"
"At the back?"
"Yes, indeed; it's high enough to look over almost everything else we
are likely to have. It blossoms early."
"To be a companion to the tulips and hyacinths."
"Have you started any peony seeds?"
"The Reine Hortense. Grandmother advised that. They're well up now."
"I'd plant a few seeds in your bed, too. If you can get a good stand of
perennials--flowers that come up year after year of their own accord--it
saves a lot of trouble."
"Those pinks are perennials, aren't they? They come up year after year
in Grandmother's garden."
"Yes, they are, and so is the columbine. You ought to put that in."
"But it isn't pink. We got some in the woods the other day.
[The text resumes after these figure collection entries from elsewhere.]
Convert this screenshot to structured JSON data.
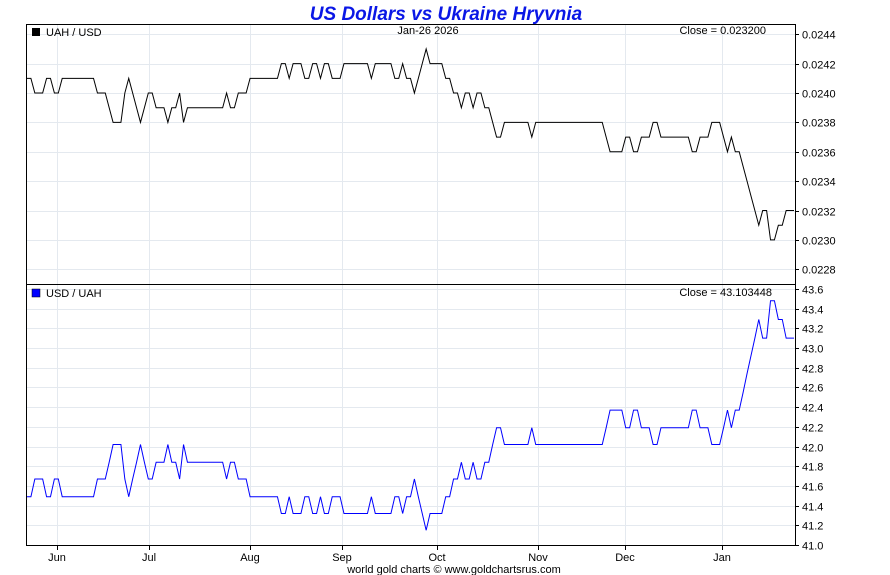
{
  "chart_data": [
    {
      "type": "line",
      "title": "US Dollars vs Ukraine Hryvnia",
      "date_label": "Jan-26  2026",
      "series_label": "UAH / USD",
      "close_label": "Close = 0.023200",
      "color": "#000000",
      "ylim": [
        0.0227,
        0.02447
      ],
      "yticks": [
        "0.0228",
        "0.0230",
        "0.0232",
        "0.0234",
        "0.0236",
        "0.0238",
        "0.0240",
        "0.0242",
        "0.0244"
      ],
      "values": [
        0.0241,
        0.0241,
        0.024,
        0.024,
        0.024,
        0.0241,
        0.0241,
        0.024,
        0.024,
        0.0241,
        0.0241,
        0.0241,
        0.0241,
        0.0241,
        0.0241,
        0.0241,
        0.0241,
        0.0241,
        0.024,
        0.024,
        0.024,
        0.0239,
        0.0238,
        0.0238,
        0.0238,
        0.024,
        0.0241,
        0.024,
        0.0239,
        0.0238,
        0.0239,
        0.024,
        0.024,
        0.0239,
        0.0239,
        0.0239,
        0.0238,
        0.0239,
        0.0239,
        0.024,
        0.0238,
        0.0239,
        0.0239,
        0.0239,
        0.0239,
        0.0239,
        0.0239,
        0.0239,
        0.0239,
        0.0239,
        0.0239,
        0.024,
        0.0239,
        0.0239,
        0.024,
        0.024,
        0.024,
        0.0241,
        0.0241,
        0.0241,
        0.0241,
        0.0241,
        0.0241,
        0.0241,
        0.0241,
        0.0242,
        0.0242,
        0.0241,
        0.0242,
        0.0242,
        0.0242,
        0.0241,
        0.0241,
        0.0242,
        0.0242,
        0.0241,
        0.0242,
        0.0242,
        0.0241,
        0.0241,
        0.0241,
        0.0242,
        0.0242,
        0.0242,
        0.0242,
        0.0242,
        0.0242,
        0.0242,
        0.0241,
        0.0242,
        0.0242,
        0.0242,
        0.0242,
        0.0242,
        0.0241,
        0.0241,
        0.0242,
        0.0241,
        0.0241,
        0.024,
        0.0241,
        0.0242,
        0.0243,
        0.0242,
        0.0242,
        0.0242,
        0.0242,
        0.0241,
        0.0241,
        0.024,
        0.024,
        0.0239,
        0.024,
        0.024,
        0.0239,
        0.024,
        0.024,
        0.0239,
        0.0239,
        0.0238,
        0.0237,
        0.0237,
        0.0238,
        0.0238,
        0.0238,
        0.0238,
        0.0238,
        0.0238,
        0.0238,
        0.0237,
        0.0238,
        0.0238,
        0.0238,
        0.0238,
        0.0238,
        0.0238,
        0.0238,
        0.0238,
        0.0238,
        0.0238,
        0.0238,
        0.0238,
        0.0238,
        0.0238,
        0.0238,
        0.0238,
        0.0238,
        0.0238,
        0.0237,
        0.0236,
        0.0236,
        0.0236,
        0.0236,
        0.0237,
        0.0237,
        0.0236,
        0.0236,
        0.0237,
        0.0237,
        0.0237,
        0.0238,
        0.0238,
        0.0237,
        0.0237,
        0.0237,
        0.0237,
        0.0237,
        0.0237,
        0.0237,
        0.0237,
        0.0236,
        0.0236,
        0.0237,
        0.0237,
        0.0237,
        0.0238,
        0.0238,
        0.0238,
        0.0237,
        0.0236,
        0.0237,
        0.0236,
        0.0236,
        0.0235,
        0.0234,
        0.0233,
        0.0232,
        0.0231,
        0.0232,
        0.0232,
        0.023,
        0.023,
        0.0231,
        0.0231,
        0.0232,
        0.0232,
        0.0232
      ],
      "close": 0.0232
    },
    {
      "type": "line",
      "series_label": "USD / UAH",
      "close_label": "Close = 43.103448",
      "color": "#0000ff",
      "ylim": [
        41.0,
        43.65
      ],
      "yticks": [
        "41.0",
        "41.2",
        "41.4",
        "41.6",
        "41.8",
        "42.0",
        "42.2",
        "42.4",
        "42.6",
        "42.8",
        "43.0",
        "43.2",
        "43.4",
        "43.6"
      ],
      "values": [
        41.49,
        41.49,
        41.67,
        41.67,
        41.67,
        41.49,
        41.49,
        41.67,
        41.67,
        41.49,
        41.49,
        41.49,
        41.49,
        41.49,
        41.49,
        41.49,
        41.49,
        41.49,
        41.67,
        41.67,
        41.67,
        41.84,
        42.02,
        42.02,
        42.02,
        41.67,
        41.49,
        41.67,
        41.84,
        42.02,
        41.84,
        41.67,
        41.67,
        41.84,
        41.84,
        41.84,
        42.02,
        41.84,
        41.84,
        41.67,
        42.02,
        41.84,
        41.84,
        41.84,
        41.84,
        41.84,
        41.84,
        41.84,
        41.84,
        41.84,
        41.84,
        41.67,
        41.84,
        41.84,
        41.67,
        41.67,
        41.67,
        41.49,
        41.49,
        41.49,
        41.49,
        41.49,
        41.49,
        41.49,
        41.49,
        41.32,
        41.32,
        41.49,
        41.32,
        41.32,
        41.32,
        41.49,
        41.49,
        41.32,
        41.32,
        41.49,
        41.32,
        41.32,
        41.49,
        41.49,
        41.49,
        41.32,
        41.32,
        41.32,
        41.32,
        41.32,
        41.32,
        41.32,
        41.49,
        41.32,
        41.32,
        41.32,
        41.32,
        41.32,
        41.49,
        41.49,
        41.32,
        41.49,
        41.49,
        41.67,
        41.49,
        41.32,
        41.15,
        41.32,
        41.32,
        41.32,
        41.32,
        41.49,
        41.49,
        41.67,
        41.67,
        41.84,
        41.67,
        41.67,
        41.84,
        41.67,
        41.67,
        41.84,
        41.84,
        42.02,
        42.19,
        42.19,
        42.02,
        42.02,
        42.02,
        42.02,
        42.02,
        42.02,
        42.02,
        42.19,
        42.02,
        42.02,
        42.02,
        42.02,
        42.02,
        42.02,
        42.02,
        42.02,
        42.02,
        42.02,
        42.02,
        42.02,
        42.02,
        42.02,
        42.02,
        42.02,
        42.02,
        42.02,
        42.19,
        42.37,
        42.37,
        42.37,
        42.37,
        42.19,
        42.19,
        42.37,
        42.37,
        42.19,
        42.19,
        42.19,
        42.02,
        42.02,
        42.19,
        42.19,
        42.19,
        42.19,
        42.19,
        42.19,
        42.19,
        42.19,
        42.37,
        42.37,
        42.19,
        42.19,
        42.19,
        42.02,
        42.02,
        42.02,
        42.19,
        42.37,
        42.19,
        42.37,
        42.37,
        42.55,
        42.74,
        42.92,
        43.1,
        43.29,
        43.1,
        43.1,
        43.48,
        43.48,
        43.29,
        43.29,
        43.1,
        43.1,
        43.1
      ],
      "close": 43.103448
    }
  ],
  "x_axis": {
    "months": [
      "Jun",
      "Jul",
      "Aug",
      "Sep",
      "Oct",
      "Nov",
      "Dec",
      "Jan"
    ]
  },
  "footer": "world gold charts © www.goldchartsrus.com"
}
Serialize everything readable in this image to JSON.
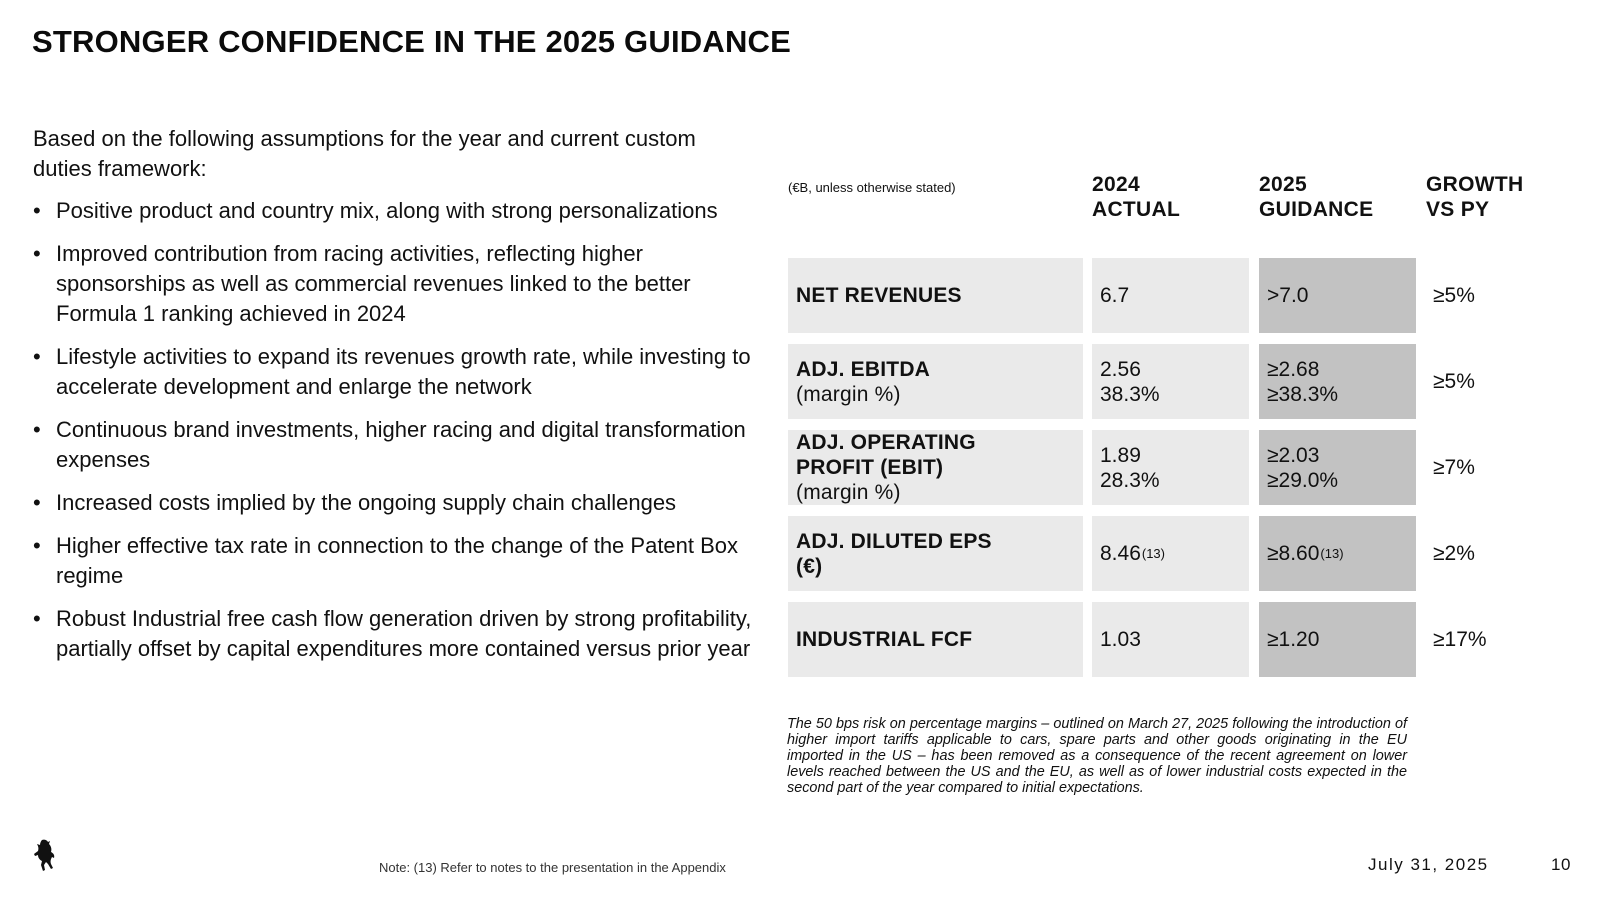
{
  "title": "STRONGER CONFIDENCE IN THE 2025 GUIDANCE",
  "intro": "Based on the following assumptions for the year and current custom duties framework:",
  "bullet_char": "•",
  "bullets": [
    "Positive product and country mix, along with strong personalizations",
    "Improved contribution from racing activities, reflecting higher sponsorships as well as commercial revenues linked to the better Formula 1 ranking achieved in 2024",
    "Lifestyle activities to expand its revenues growth rate, while investing to accelerate development and enlarge the network",
    "Continuous brand investments, higher racing and digital transformation expenses",
    "Increased costs implied by the ongoing supply chain challenges",
    "Higher effective tax rate in connection to the change of the Patent Box regime",
    "Robust Industrial free cash flow generation driven by strong profitability, partially offset by capital expenditures more contained versus prior year"
  ],
  "table": {
    "unit_note": "(€B, unless otherwise stated)",
    "headers": {
      "actual": [
        "2024",
        "ACTUAL"
      ],
      "guidance": [
        "2025",
        "GUIDANCE"
      ],
      "growth": [
        "GROWTH",
        "VS PY"
      ]
    },
    "rows": [
      {
        "metric": [
          "NET REVENUES"
        ],
        "actual": [
          "6.7"
        ],
        "actual_note": "",
        "guidance": [
          ">7.0"
        ],
        "guidance_note": "",
        "growth": "≥5%"
      },
      {
        "metric": [
          "ADJ. EBITDA",
          "(margin %)"
        ],
        "actual": [
          "2.56",
          "38.3%"
        ],
        "actual_note": "",
        "guidance": [
          "≥2.68",
          "≥38.3%"
        ],
        "guidance_note": "",
        "growth": "≥5%"
      },
      {
        "metric": [
          "ADJ. OPERATING",
          "PROFIT (EBIT)",
          "(margin %)"
        ],
        "actual": [
          "1.89",
          "28.3%"
        ],
        "actual_note": "",
        "guidance": [
          "≥2.03",
          "≥29.0%"
        ],
        "guidance_note": "",
        "growth": "≥7%"
      },
      {
        "metric": [
          "ADJ. DILUTED EPS",
          "(€)"
        ],
        "actual": [
          "8.46"
        ],
        "actual_note": "(13)",
        "guidance": [
          "≥8.60"
        ],
        "guidance_note": "(13)",
        "growth": "≥2%"
      },
      {
        "metric": [
          "INDUSTRIAL FCF"
        ],
        "actual": [
          "1.03"
        ],
        "actual_note": "",
        "guidance": [
          "≥1.20"
        ],
        "guidance_note": "",
        "growth": "≥17%"
      }
    ]
  },
  "footnote": "The 50 bps risk on percentage margins – outlined on March 27, 2025 following the introduction of higher import tariffs applicable to cars, spare parts and other goods originating in the EU imported in the US – has been removed as a consequence of the recent agreement on lower levels reached between the US and the EU, as well as of lower industrial costs expected in the second part of the year compared to initial expectations.",
  "bottom_note": "Note: (13) Refer to notes to the presentation in the Appendix",
  "date": "July 31, 2025",
  "page_number": "10",
  "colors": {
    "metric_cell": "#eaeaea",
    "actual_cell": "#eaeaea",
    "guidance_cell": "#c2c2c2",
    "text": "#111111"
  },
  "logo_icon": "prancing-horse-icon"
}
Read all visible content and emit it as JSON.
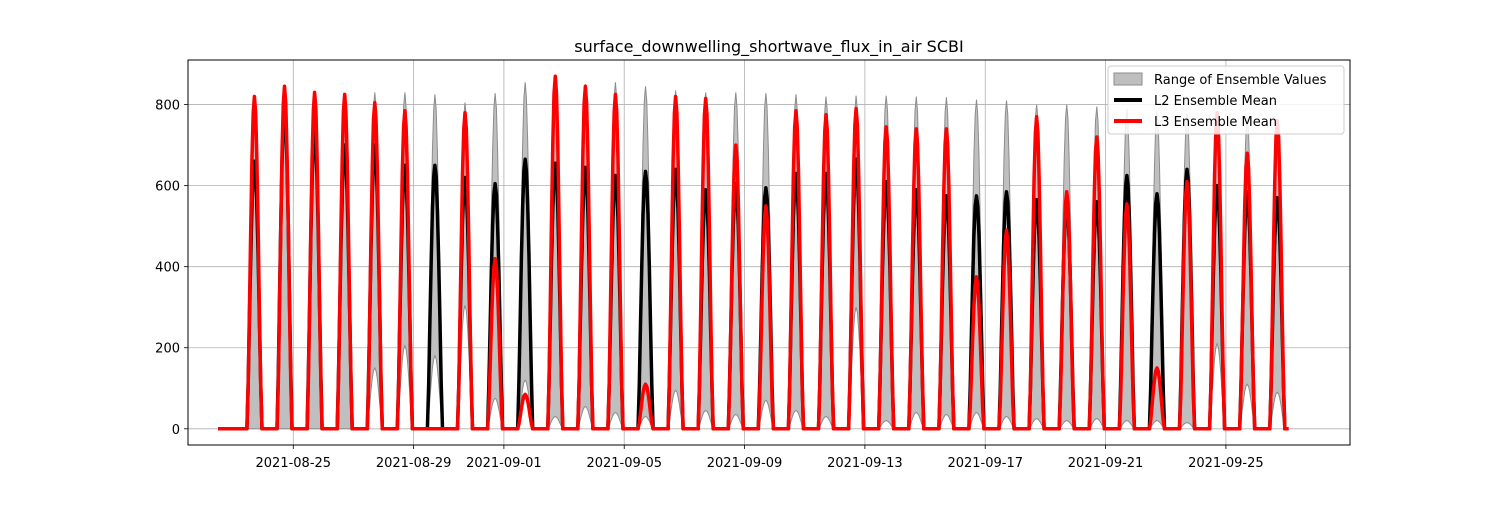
{
  "chart_data": {
    "type": "line",
    "title": "surface_downwelling_shortwave_flux_in_air SCBI",
    "xlabel": "",
    "ylabel": "",
    "x_axis": "date",
    "xlim": [
      "2021-08-21T12:00",
      "2021-09-29T03:00"
    ],
    "ylim": [
      -40,
      910
    ],
    "yticks": [
      0,
      200,
      400,
      600,
      800
    ],
    "xticks": [
      "2021-08-25",
      "2021-08-29",
      "2021-09-01",
      "2021-09-05",
      "2021-09-09",
      "2021-09-13",
      "2021-09-17",
      "2021-09-21",
      "2021-09-25"
    ],
    "grid": true,
    "legend_position": "top-right",
    "start": "2021-08-22T12:00",
    "end": "2021-09-27T02:00",
    "daily_peak_hour": 17,
    "legend": [
      {
        "label": "Range of Ensemble Values",
        "kind": "area"
      },
      {
        "label": "L2 Ensemble Mean",
        "kind": "line"
      },
      {
        "label": "L3 Ensemble Mean",
        "kind": "line"
      }
    ],
    "colors": {
      "range_fill": "#bfbfbf",
      "range_edge": "#8c8c8c",
      "l2": "#000000",
      "l3": "#ff0000"
    },
    "series": [
      {
        "daily_dates": [
          "2021-08-23",
          "2021-08-24",
          "2021-08-25",
          "2021-08-26",
          "2021-08-27",
          "2021-08-28",
          "2021-08-29",
          "2021-08-30",
          "2021-08-31",
          "2021-09-01",
          "2021-09-02",
          "2021-09-03",
          "2021-09-04",
          "2021-09-05",
          "2021-09-06",
          "2021-09-07",
          "2021-09-08",
          "2021-09-09",
          "2021-09-10",
          "2021-09-11",
          "2021-09-12",
          "2021-09-13",
          "2021-09-14",
          "2021-09-15",
          "2021-09-16",
          "2021-09-17",
          "2021-09-18",
          "2021-09-19",
          "2021-09-20",
          "2021-09-21",
          "2021-09-22",
          "2021-09-23",
          "2021-09-24",
          "2021-09-25",
          "2021-09-26"
        ],
        "range_max": [
          820,
          840,
          830,
          825,
          830,
          830,
          825,
          805,
          828,
          855,
          850,
          850,
          855,
          845,
          835,
          830,
          830,
          828,
          825,
          820,
          822,
          822,
          820,
          818,
          812,
          810,
          800,
          800,
          795,
          790,
          785,
          780,
          775,
          770,
          765
        ],
        "range_min": [
          0,
          0,
          0,
          0,
          150,
          205,
          180,
          305,
          75,
          120,
          30,
          55,
          40,
          30,
          95,
          45,
          35,
          70,
          45,
          30,
          300,
          20,
          40,
          35,
          40,
          30,
          25,
          20,
          25,
          20,
          20,
          15,
          210,
          110,
          90
        ],
        "l2_peak": [
          660,
          790,
          740,
          700,
          700,
          650,
          650,
          620,
          605,
          665,
          655,
          645,
          625,
          635,
          640,
          590,
          605,
          595,
          630,
          630,
          665,
          610,
          590,
          575,
          575,
          585,
          565,
          555,
          560,
          625,
          580,
          640,
          600,
          585,
          570
        ],
        "l3_peak": [
          820,
          845,
          830,
          825,
          805,
          785,
          0,
          780,
          420,
          85,
          870,
          845,
          825,
          110,
          820,
          815,
          700,
          550,
          785,
          775,
          790,
          745,
          740,
          740,
          375,
          490,
          770,
          585,
          720,
          555,
          150,
          610,
          780,
          680,
          760
        ]
      }
    ]
  }
}
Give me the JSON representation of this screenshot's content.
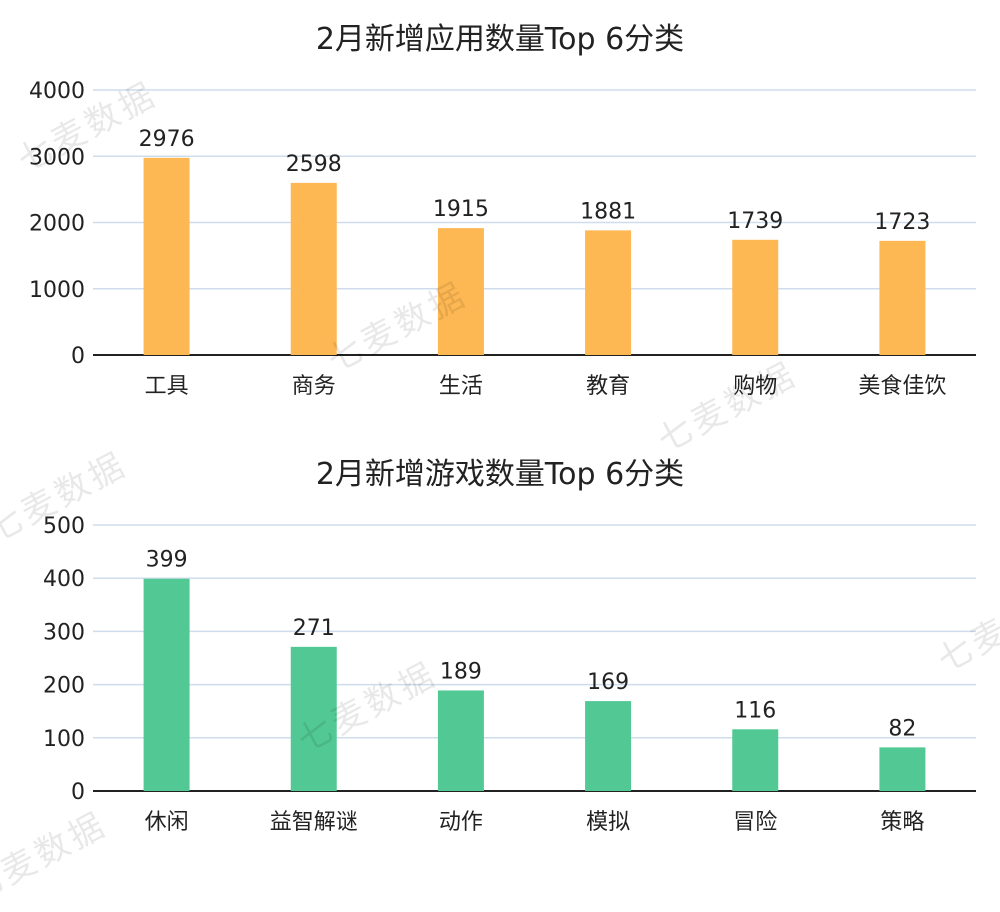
{
  "watermark": "七麦数据",
  "colors": {
    "top_bar": "#FDB753",
    "bottom_bar": "#52C994",
    "grid": "#cfdcec",
    "axis": "#222222"
  },
  "chart_data": [
    {
      "type": "bar",
      "title": "2月新增应用数量Top 6分类",
      "categories": [
        "工具",
        "商务",
        "生活",
        "教育",
        "购物",
        "美食佳饮"
      ],
      "values": [
        2976,
        2598,
        1915,
        1881,
        1739,
        1723
      ],
      "ylim": [
        0,
        4000
      ],
      "yticks": [
        0,
        1000,
        2000,
        3000,
        4000
      ],
      "grid": true,
      "color": "#FDB753"
    },
    {
      "type": "bar",
      "title": "2月新增游戏数量Top 6分类",
      "categories": [
        "休闲",
        "益智解谜",
        "动作",
        "模拟",
        "冒险",
        "策略"
      ],
      "values": [
        399,
        271,
        189,
        169,
        116,
        82
      ],
      "ylim": [
        0,
        500
      ],
      "yticks": [
        0,
        100,
        200,
        300,
        400,
        500
      ],
      "grid": true,
      "color": "#52C994"
    }
  ]
}
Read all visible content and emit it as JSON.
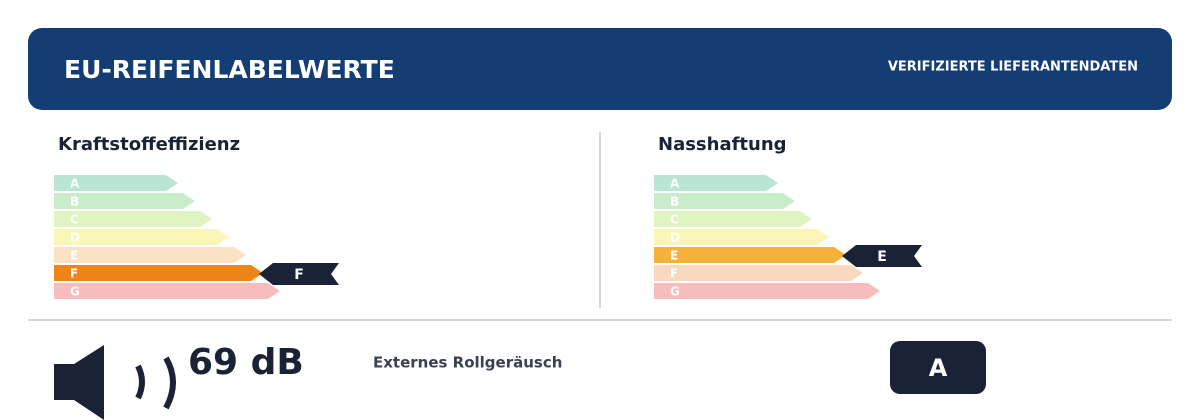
{
  "header": {
    "title": "EU-REIFENLABELWERTE",
    "badge": "VERIFIZIERTE LIEFERANTENDATEN"
  },
  "fuel_efficiency": {
    "title": "Kraftstoffeffizienz",
    "classes": [
      "A",
      "B",
      "C",
      "D",
      "E",
      "F",
      "G"
    ],
    "rating": "F"
  },
  "wet_grip": {
    "title": "Nasshaftung",
    "classes": [
      "A",
      "B",
      "C",
      "D",
      "E",
      "F",
      "G"
    ],
    "rating": "E"
  },
  "noise": {
    "value": "69 dB",
    "label": "Externes Rollgeräusch",
    "class": "A"
  }
}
It is red,"
objected Dorothy.
"The columbine has been 'burbanked.' There's a pink one among the
cultivated kinds. They're larger than the wild ones and very lovely."
"Mother has some. Hers are called the 'Rose Queen,'" said Margaret.
"There are yellow and blue ones, too."
"Your grandmother can give you some pink Canterbury bells that will
blossom this year. They're biennials, you know."
"Does that mean they blossom every two years?"
"Not exactly. It means that the ones you planted in your flats will
only make wood and leaves this year and won't put out any flowers until
next year. That's all these pink ones of your grandmother's did last
season; this summer they're ready to go into your bed and be useful.